Opinion

How ‘International Women’s Day’ Created The Soviet Union And Destroyed The 20th Century

   DailyWire.com

Lightly educated thought leaders, from Hollywood celebrities to corporate America, have joined with hashtag slacktivists to celebrate “International Women’s Day,” Thursday’s top trend on Twitter. Even the White House issued a statement to honor the day. Few, however, have mentioned International Women’s Day’s sordid past, perhaps because even a passing familiarity with the holiday’s history would cause most Americans to shun the celebration altogether.

The Socialist Party of America held the first Women’s Day demonstration in New York on February 28, 1909, at the urging of Socialist Party leader Theresa Serber Malkiel. The International Socialist Women’s Conference expanded the observance the following August to inaugurate the general meeting of the Socialist Second International. German socialist Luise Zietz, alongside communists Clara Zetkin and Kate Duncker, established the event as an annual Women’s Day, moving the date to March for the following year.

By 1917, Russian communists joined the festivities, which elevated International Women’s Day from a leftist eccentricity to the inciting event for the destruction of the twentieth century. On March 8, women textile workers launched a demonstration for “bread and peace” in the Russian capital of Petrograd. The agitated ladies demanded no less than the overthrow of the Russian constitutional monarchy, kicking off the Russian Revolution.

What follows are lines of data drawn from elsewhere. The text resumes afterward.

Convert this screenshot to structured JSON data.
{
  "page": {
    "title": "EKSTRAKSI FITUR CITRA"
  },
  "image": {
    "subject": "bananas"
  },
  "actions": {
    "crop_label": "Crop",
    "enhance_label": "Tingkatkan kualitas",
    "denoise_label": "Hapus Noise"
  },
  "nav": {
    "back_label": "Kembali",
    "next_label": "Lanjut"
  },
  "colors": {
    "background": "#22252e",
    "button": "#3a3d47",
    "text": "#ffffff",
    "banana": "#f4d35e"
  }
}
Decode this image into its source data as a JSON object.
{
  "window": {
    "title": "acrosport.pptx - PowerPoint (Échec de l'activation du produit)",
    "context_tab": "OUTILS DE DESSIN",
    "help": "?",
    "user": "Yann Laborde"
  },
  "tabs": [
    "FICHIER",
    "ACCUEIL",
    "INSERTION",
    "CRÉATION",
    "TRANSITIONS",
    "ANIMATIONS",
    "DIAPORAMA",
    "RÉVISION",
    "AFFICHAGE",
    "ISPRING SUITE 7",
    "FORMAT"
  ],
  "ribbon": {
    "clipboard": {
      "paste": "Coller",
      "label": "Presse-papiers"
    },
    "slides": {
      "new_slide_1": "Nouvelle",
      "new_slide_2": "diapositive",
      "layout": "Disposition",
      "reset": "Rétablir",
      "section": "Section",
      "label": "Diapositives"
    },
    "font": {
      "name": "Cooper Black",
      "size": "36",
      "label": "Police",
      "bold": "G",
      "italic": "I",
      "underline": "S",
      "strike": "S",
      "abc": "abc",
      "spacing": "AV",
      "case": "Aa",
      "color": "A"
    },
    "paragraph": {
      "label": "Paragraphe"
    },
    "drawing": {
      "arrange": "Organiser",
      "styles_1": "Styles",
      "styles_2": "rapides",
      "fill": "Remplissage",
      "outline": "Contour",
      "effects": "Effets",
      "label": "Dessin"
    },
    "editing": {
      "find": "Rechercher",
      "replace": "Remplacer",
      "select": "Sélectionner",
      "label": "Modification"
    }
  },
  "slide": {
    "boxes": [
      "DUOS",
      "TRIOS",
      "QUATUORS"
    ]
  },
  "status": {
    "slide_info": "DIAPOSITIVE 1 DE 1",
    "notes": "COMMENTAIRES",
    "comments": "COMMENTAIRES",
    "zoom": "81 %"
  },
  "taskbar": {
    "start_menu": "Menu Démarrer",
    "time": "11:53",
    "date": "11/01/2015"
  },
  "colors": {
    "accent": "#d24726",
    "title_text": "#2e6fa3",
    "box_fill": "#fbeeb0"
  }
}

The demonstration’s enormous influence surprised even the most ambitious communists. Bolshevik leader Leon Trotsky wrote of the event,

[March 8, according to the Gregorian calendar] was International Women’s Day, and meetings and actions were foreseen. But we did not imagine that this “Women’s Day” would inaugurate the revolution. Revolutionary actions were foreseen but without date. But in the morning, despite the orders to the contrary, textile workers left their factories and sent delegates to ask for support of the strike … which led to mass strike … all went out into the streets.

Czar Nicholas abdicated within a week.

A grateful Vladimir Lenin — if such a thing as a grateful communist exists — declared International Women’s Day an official state holiday following the success of the October Revolution. Chinese communists took up International Women’s Day in 1922 and officially recognized the holiday following their victory in the Chinese Civil War in 1949. Celebrations remained confined to communist dictatorships and their fellow travelers living in free countries until the United Nations adopted International Women’s Day in 1975. Plus ça change, plus c’est la même chose.

The Soviet Union continued to celebrate the holiday that initiated its empire throughout seven horrifying decades of communist rule as Stalin’s purges, famines, and deportations murdered 50 million Russian subjects; his pact with Hitler initiated World War II; Nikita Khrushchev’s belligerence nearly torched the world in nuclear holocaust; and the Kremlin enslaved one-sixth of the globe behind an Iron Curtain, to name the highlights.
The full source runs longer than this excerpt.